We have not reduced racism with this idiocy of affirmative action. We have increased it.

Saturday, June 03, 2006

Roy Moore, The Imperial Congress,
And The Rule Of Law

By Christopher G. Adamo - June 1st, 2006 - CNSNews.com Commentary
When Alabama Chief Justice Roy Moore defied an order from Federal Judge Myron Thompson in 2003, and refused to remove a monument of the Ten Commandments from the rotunda of the Alabama Supreme Court building, he was summarily expelled from office under the pretense that America is a nation of laws, not of men.

Moore contended that those laws could not define or promote a healthy and free society if they were established or enforced as the result of arbitrary whims of those in power. Thus, he asserted that moral and ethical absolutes, as codified in the Ten Commandments, have been and should remain as the basis for American law.
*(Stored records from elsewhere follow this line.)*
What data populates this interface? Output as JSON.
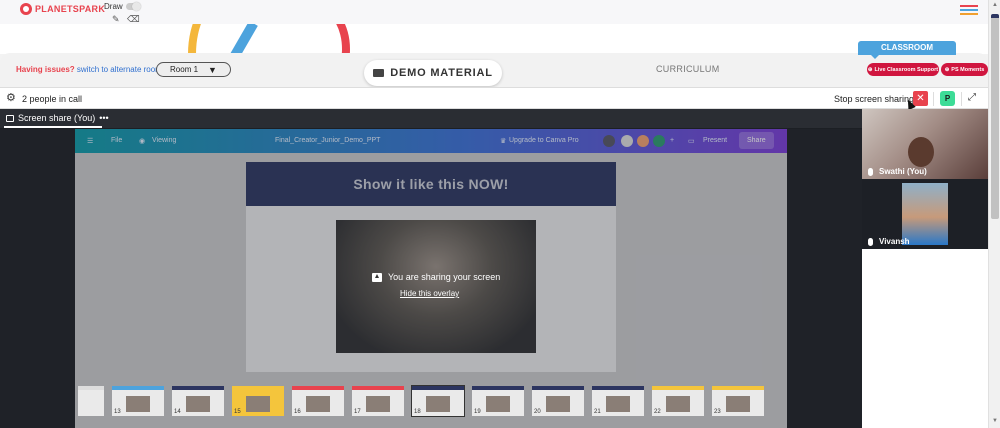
{
  "brand": {
    "logo_text": "PLANETSPARK"
  },
  "toolbar": {
    "draw_label": "Draw",
    "pencil_icon": "pencil-icon",
    "eraser_icon": "eraser-icon"
  },
  "room_bar": {
    "issue_text": "Having issues?",
    "switch_link": "switch to alternate room",
    "room_select": "Room 1",
    "demo_material": "DEMO MATERIAL",
    "curriculum": "CURRICULUM",
    "classroom": "CLASSROOM",
    "live_support": "Live Classroom Support",
    "ps_moments": "PS Moments"
  },
  "call_bar": {
    "people_count": "2 people in call",
    "stop_sharing": "Stop screen sharing",
    "participant_initial": "P"
  },
  "screen_share": {
    "tab_label": "Screen share (You)",
    "tab_more": "•••",
    "overlay_message": "You are sharing your screen",
    "overlay_hide": "Hide this overlay"
  },
  "canva": {
    "menu": "File",
    "viewing": "Viewing",
    "doc_title": "Final_Creator_Junior_Demo_PPT",
    "upgrade": "Upgrade to Canva Pro",
    "present": "Present",
    "share": "Share",
    "slide_title": "Show it like this NOW!",
    "thumb_numbers": [
      "",
      "13",
      "14",
      "15",
      "16",
      "17",
      "18",
      "19",
      "20",
      "21",
      "22",
      "23"
    ]
  },
  "participants": [
    {
      "name": "Swathi (You)"
    },
    {
      "name": "Vivansh"
    }
  ],
  "colors": {
    "brand_red": "#e8434e",
    "link_blue": "#2f6fcf",
    "classroom_blue": "#4da3dd",
    "pill_red": "#d0163f",
    "p_green": "#3ddc97"
  }
}
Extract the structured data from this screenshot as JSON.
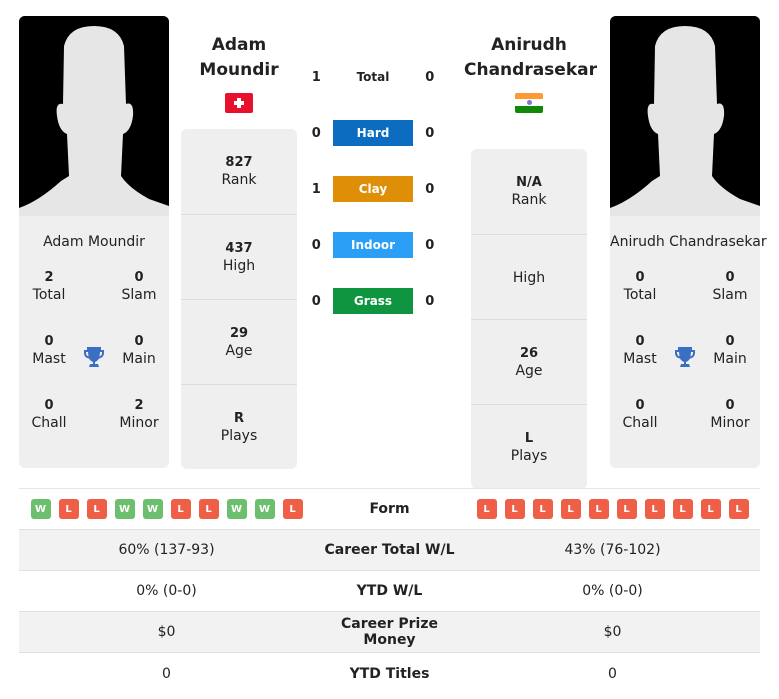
{
  "colors": {
    "hard": "#0b6cc0",
    "clay": "#df8e08",
    "indoor": "#2b9ef5",
    "grass": "#0f9540",
    "win": "#6cbf6c",
    "loss": "#ef5f48",
    "trophy": "#3a6fc1"
  },
  "player1": {
    "name_line1": "Adam",
    "name_line2": "Moundir",
    "full_name": "Adam Moundir",
    "flag": "switzerland-flag",
    "rank": "827",
    "rank_label": "Rank",
    "high": "437",
    "high_label": "High",
    "age": "29",
    "age_label": "Age",
    "plays": "R",
    "plays_label": "Plays",
    "titles": {
      "total": "2",
      "total_label": "Total",
      "slam": "0",
      "slam_label": "Slam",
      "mast": "0",
      "mast_label": "Mast",
      "main": "0",
      "main_label": "Main",
      "chall": "0",
      "chall_label": "Chall",
      "minor": "2",
      "minor_label": "Minor"
    },
    "form": [
      "W",
      "L",
      "L",
      "W",
      "W",
      "L",
      "L",
      "W",
      "W",
      "L"
    ],
    "career_wl": "60% (137-93)",
    "ytd_wl": "0% (0-0)",
    "prize": "$0",
    "ytd_titles": "0"
  },
  "player2": {
    "name_line1": "Anirudh",
    "name_line2": "Chandrasekar",
    "full_name": "Anirudh Chandrasekar",
    "flag": "india-flag",
    "rank": "N/A",
    "rank_label": "Rank",
    "high": "",
    "high_label": "High",
    "age": "26",
    "age_label": "Age",
    "plays": "L",
    "plays_label": "Plays",
    "titles": {
      "total": "0",
      "total_label": "Total",
      "slam": "0",
      "slam_label": "Slam",
      "mast": "0",
      "mast_label": "Mast",
      "main": "0",
      "main_label": "Main",
      "chall": "0",
      "chall_label": "Chall",
      "minor": "0",
      "minor_label": "Minor"
    },
    "form": [
      "L",
      "L",
      "L",
      "L",
      "L",
      "L",
      "L",
      "L",
      "L",
      "L"
    ],
    "career_wl": "43% (76-102)",
    "ytd_wl": "0% (0-0)",
    "prize": "$0",
    "ytd_titles": "0"
  },
  "h2h": [
    {
      "label": "Total",
      "p1": "1",
      "p2": "0",
      "key": "total"
    },
    {
      "label": "Hard",
      "p1": "0",
      "p2": "0",
      "key": "hard"
    },
    {
      "label": "Clay",
      "p1": "1",
      "p2": "0",
      "key": "clay"
    },
    {
      "label": "Indoor",
      "p1": "0",
      "p2": "0",
      "key": "indoor"
    },
    {
      "label": "Grass",
      "p1": "0",
      "p2": "0",
      "key": "grass"
    }
  ],
  "table": {
    "form_label": "Form",
    "career_label": "Career Total W/L",
    "ytd_label": "YTD W/L",
    "prize_label": "Career Prize Money",
    "titles_label": "YTD Titles"
  }
}
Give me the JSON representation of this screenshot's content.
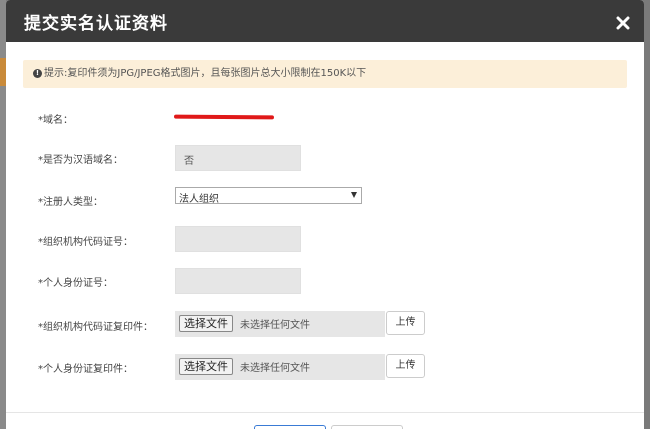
{
  "modal": {
    "title": "提交实名认证资料",
    "close_icon": "close-icon"
  },
  "notice": {
    "text": "提示:复印件须为JPG/JPEG格式图片，且每张图片总大小限制在150K以下"
  },
  "form": {
    "domain": {
      "label": "*域名："
    },
    "is_chinese": {
      "label": "*是否为汉语域名：",
      "value": "否"
    },
    "registrant_type": {
      "label": "*注册人类型：",
      "value": "法人组织"
    },
    "org_code": {
      "label": "*组织机构代码证号：",
      "value": ""
    },
    "id_number": {
      "label": "*个人身份证号：",
      "value": ""
    },
    "org_copy": {
      "label": "*组织机构代码证复印件：",
      "choose": "选择文件",
      "nofile": "未选择任何文件",
      "upload": "上传"
    },
    "id_copy": {
      "label": "*个人身份证复印件：",
      "choose": "选择文件",
      "nofile": "未选择任何文件",
      "upload": "上传"
    }
  },
  "colors": {
    "header_bg": "#3a3a3a",
    "notice_bg": "#fcefd9",
    "redaction": "#e01919"
  }
}
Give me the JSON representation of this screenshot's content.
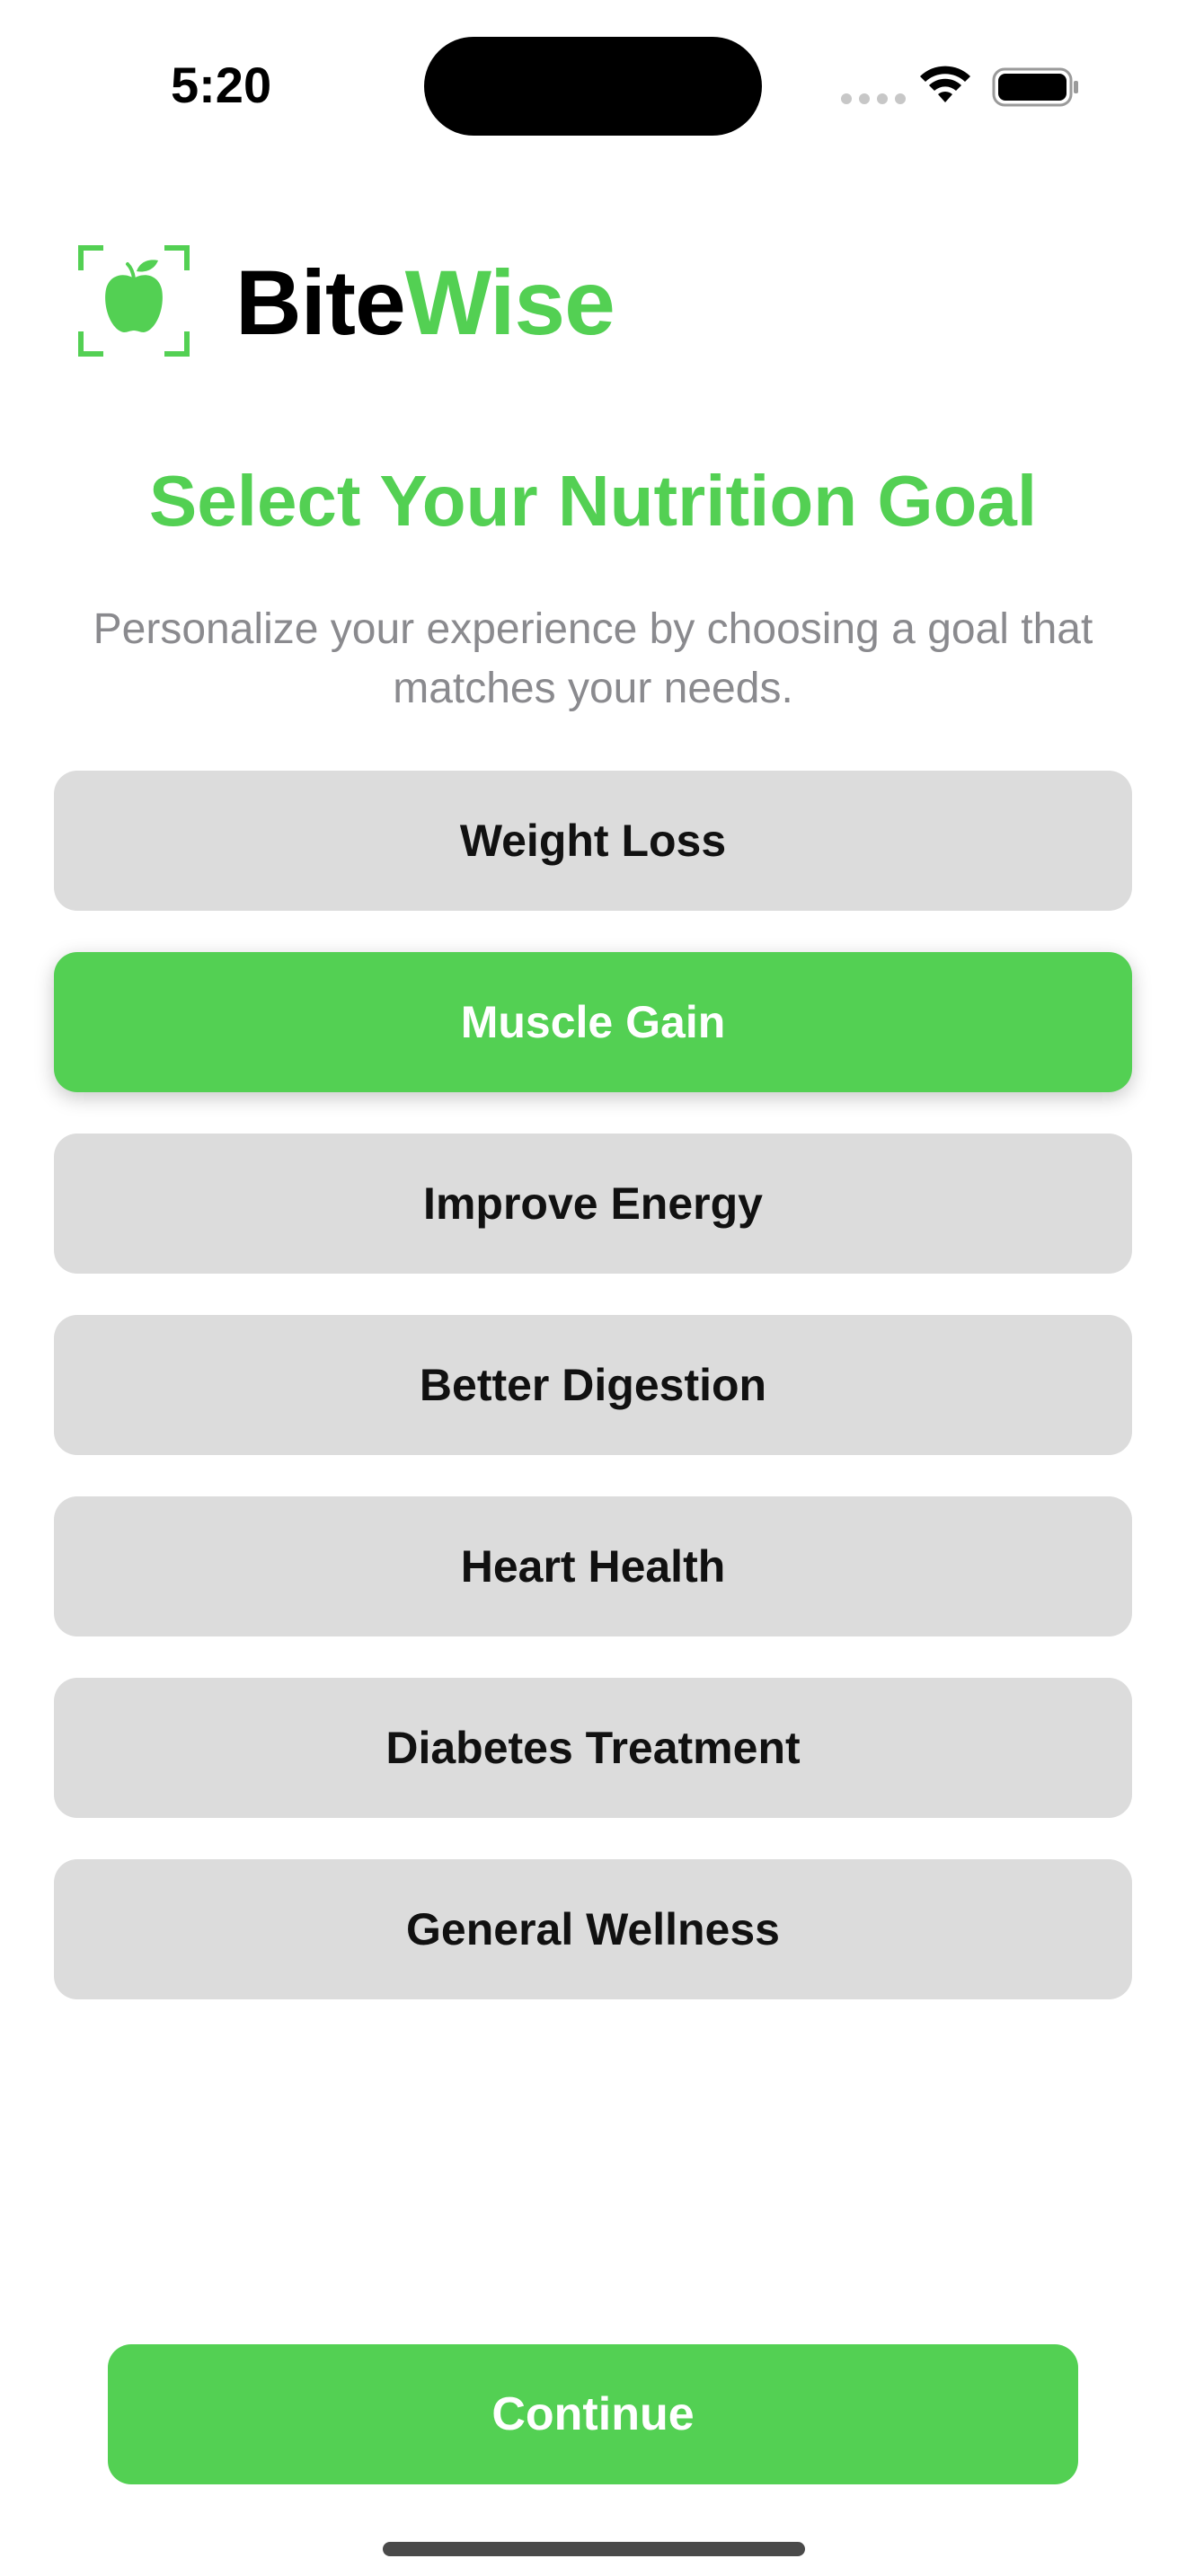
{
  "status_bar": {
    "time": "5:20"
  },
  "brand": {
    "name_part_a": "Bite",
    "name_part_b": "Wise",
    "accent_color": "#53d053",
    "logo_icon": "apple-scan-icon"
  },
  "header": {
    "title": "Select Your Nutrition Goal",
    "subtitle": "Personalize your experience by choosing a goal that matches your needs."
  },
  "goals": {
    "options": [
      {
        "label": "Weight Loss",
        "selected": false
      },
      {
        "label": "Muscle Gain",
        "selected": true
      },
      {
        "label": "Improve Energy",
        "selected": false
      },
      {
        "label": "Better Digestion",
        "selected": false
      },
      {
        "label": "Heart Health",
        "selected": false
      },
      {
        "label": "Diabetes Treatment",
        "selected": false
      },
      {
        "label": "General Wellness",
        "selected": false
      }
    ]
  },
  "footer": {
    "continue_label": "Continue"
  },
  "colors": {
    "accent": "#53d053",
    "option_bg": "#dcdcdc",
    "subtitle_text": "#8a8a8e"
  }
}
Members of the American Civil Liberties Union, aided and abetted by their toadies in the media, were quick to warn our society of the dangers it faced if Moore's insolence was allowed to go uncontested.

This is an excellent article delineating some of the serious consequences of the growing hatred for our courts and the sycophants that serve as judges. It is amusing that our legislatures only go after the people in the courts who are trying to rein in the power of the courts, but are too frightened to impeach those who flaunt the power of the courts to subvert representative democracy.